別に本気でそんな事を思ってるわけではない。
作り笑いも
人の空気を読むのも
ただ、疲れただけ…
ユーマ君ならそうやってすごく嫌な顔をして怒ってしまうって分かってたのに。
どうして私、こんな言葉口にしてしまったのかな…
それだけ疲れてしまってるのかな。
「ごめんね!変な事言っちゃって。」
「ホントだぜ…うっぜ。」
不機嫌な彼はそのままシュガーちゃんを齧りながら
のそのそと私の隣に座っていたのに立ち上がってしまった。
ああ、本格的に機嫌を損ねてしまったらしい。
…正直、こんなに疲れてしまってるから傍に居て欲しかったけれど。
「何が自分がいない方がいいだよ…自惚れんな。花子がいなくなったところでなんもかわんねぇわバーカ。」
「うん………そう、だね。」
グサリ。
彼の言葉が疲れている心を抉ってしまう。
うん、正論。
私みたいなのがいようがいまいが何も変わらない。
あーあ…何自惚れてたんだろ。
でも…うん、でも…ちょっとは慰めて欲しかったな…。
元気出せって…大丈夫って…ユーマ君に言って欲しかったな。
じわりと俯いて涙を溜めていれば
彼はそんな私を無視して部屋の出口の扉へと手をかける。
あ、行っちゃう…でもそうだよね、こんなめんどくさい女の隣は嫌か。
でもユーマ君は一瞬ピタリと足を止めてこちらは振り向かなかったけど
小さく、少しだけ震えた声で言葉を紡いだ。
「でも、俺は…花子がいなくなったら泣くけどな。」
「ユーマく、」
「…………部屋、戻る」
彼の言葉に思わず溜めていた涙を零して
わざわざ行先を伝えてくれたユーマ君に思わず笑ってしまった。
「えへへ…ユーマ君、だいすき」
独りきりになった自室で小さく呟いて私もゆっくり立ち上がる。
向かうはユーマ君の部屋。
彼の部屋の扉を3回ノックすれば返事の代わりにぬっと伸びてきた大きすぎる腕に飛びついた。
ここはユーマ君の部屋…彼の縄張りだ。
大丈夫、ここならいくら泣いても喚いても貴方は全部包み込んでくれる。
「花子、もうあんな事…絶対言うな。」
「さっきは私が消えても何も変わらないって言ったのに」
ぎゅうぎゅうと消えないようにと力いっぱい抱き締めてくれるユーマ君に意地悪を言えば
彼は不機嫌な顔じゃなくて泣きそうな顔をして私に大丈夫なんてそんな言葉より元気が出る言葉をくれた。
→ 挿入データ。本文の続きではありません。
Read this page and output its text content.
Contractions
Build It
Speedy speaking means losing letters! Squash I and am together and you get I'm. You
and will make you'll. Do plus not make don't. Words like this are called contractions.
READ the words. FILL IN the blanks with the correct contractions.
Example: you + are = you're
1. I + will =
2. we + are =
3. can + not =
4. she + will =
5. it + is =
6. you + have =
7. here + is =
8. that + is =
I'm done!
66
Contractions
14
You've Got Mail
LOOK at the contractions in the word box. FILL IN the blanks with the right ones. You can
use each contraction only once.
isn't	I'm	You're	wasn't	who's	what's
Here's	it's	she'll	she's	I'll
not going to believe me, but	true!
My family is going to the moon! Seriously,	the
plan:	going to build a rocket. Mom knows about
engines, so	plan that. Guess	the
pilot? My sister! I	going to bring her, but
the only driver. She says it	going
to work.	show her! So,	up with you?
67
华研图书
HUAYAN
「花子が消えても世界は変わらねぇけど…きっと俺は変わっちまう」
ねぇユーマ君…貴方に愛されるのってこんなにもマイナスな思考が全部吹っ飛んでしまうものなの?
さっきまで疲れ切ってボロボロだった心がこんなに簡単に癒えてしまったよ?
これはユーマ君の言葉が凄いのか私の思考が単純なのか…はたまた両方なのかは分からない。
分からないけれど…
「んだよ…嬉しそうな顔しやがって。さっきまで死にそうな顔してたっつーのに」
「えへへ…なんでだろうね。」
もうそんなのどうだってイイやって思っちゃうくらい
今、私すっごく満たされてる気がするよ。